Even with Edit Scope enabled, the agent can still read all project files, but it can only edit the attached ones.

If you need to forbid the agent from reading or writing certain files in the project entirely, not just in a single task, you can use the readignore/writeignore files.

UI updates

Chat history popup and agent manager in a separate window

Chat history now opens as a popup from the central agent chat panel, without occupying a separate tab. If you want to manage multiple agents at once, you can expand this popup into a separate Explyt Agents window. There you will see agents that are running and those that have finished, and you can open their chats.

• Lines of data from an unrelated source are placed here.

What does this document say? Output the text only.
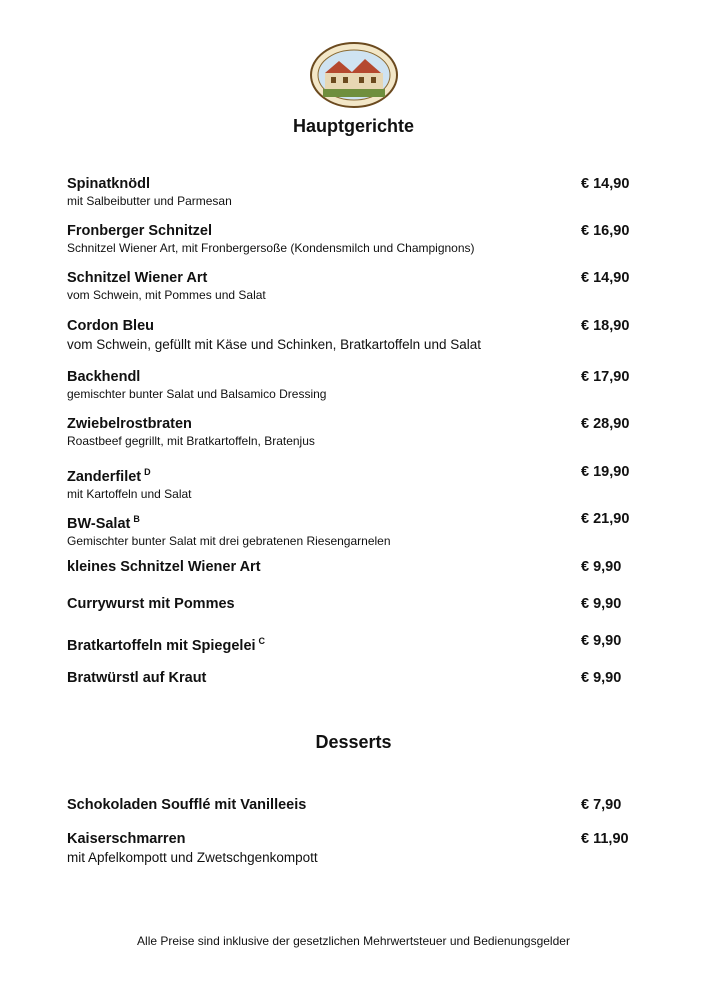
Hauptgerichte
Spinatknödl
mit Salbeibutter und Parmesan
€ 14,90
Fronberger Schnitzel
Schnitzel Wiener Art, mit Fronbergersoße (Kondensmilch und Champignons)
€ 16,90
Schnitzel Wiener Art
vom Schwein, mit Pommes und Salat
€ 14,90
Cordon Bleu
vom Schwein, gefüllt mit Käse und Schinken, Bratkartoffeln und Salat
€ 18,90
Backhendl
gemischter bunter Salat und Balsamico Dressing
€ 17,90
Zwiebelrostbraten
Roastbeef gegrillt, mit Bratkartoffeln, Bratenjus
€ 28,90
Zanderfilet $^D$
mit Kartoffeln und Salat
€ 19,90
BW-Salat $^B$
Gemischter bunter Salat mit drei gebratenen Riesengarnelen
€ 21,90
kleines Schnitzel Wiener Art	€ 9,90
Currywurst mit Pommes	€ 9,90
Bratkartoffeln mit Spiegelei $^C$	€ 9,90
Bratwürstl auf Kraut	€ 9,90
Desserts
Schokoladen Soufflé mit Vanilleeis	€ 7,90
Kaiserschmarren
mit Apfelkompott und Zwetschgenkompott
€ 11,90
Alle Preise sind inklusive der gesetzlichen Mehrwertsteuer und Bedienungsgelder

User messages are always pinned at the top

User messages are now pinned at the top of the chat so the task context is always in view. Long messages collapse to three lines, while attachments stay fully visible, making viewing more convenient even in long dialogues. It is useful when a request includes coding style requirements or a list of acceptance criteria and you need to keep them in sight.

Notification when the agent finishes its work

When the agent finishes work, and the user is not in its chat, or the tools window is hidden, a notification will now pop up. This helps you avoid missing the moment when user action is required. It is useful when the agent is working on a long task while you are working in other IDE tabs. We will add notifications in the operating system soon.

New LLM support

For Personal plan users, we added support for Claude 4.6 Opus. It is useful when you need stronger reasoning and text generation for complex tasks in code or documentation.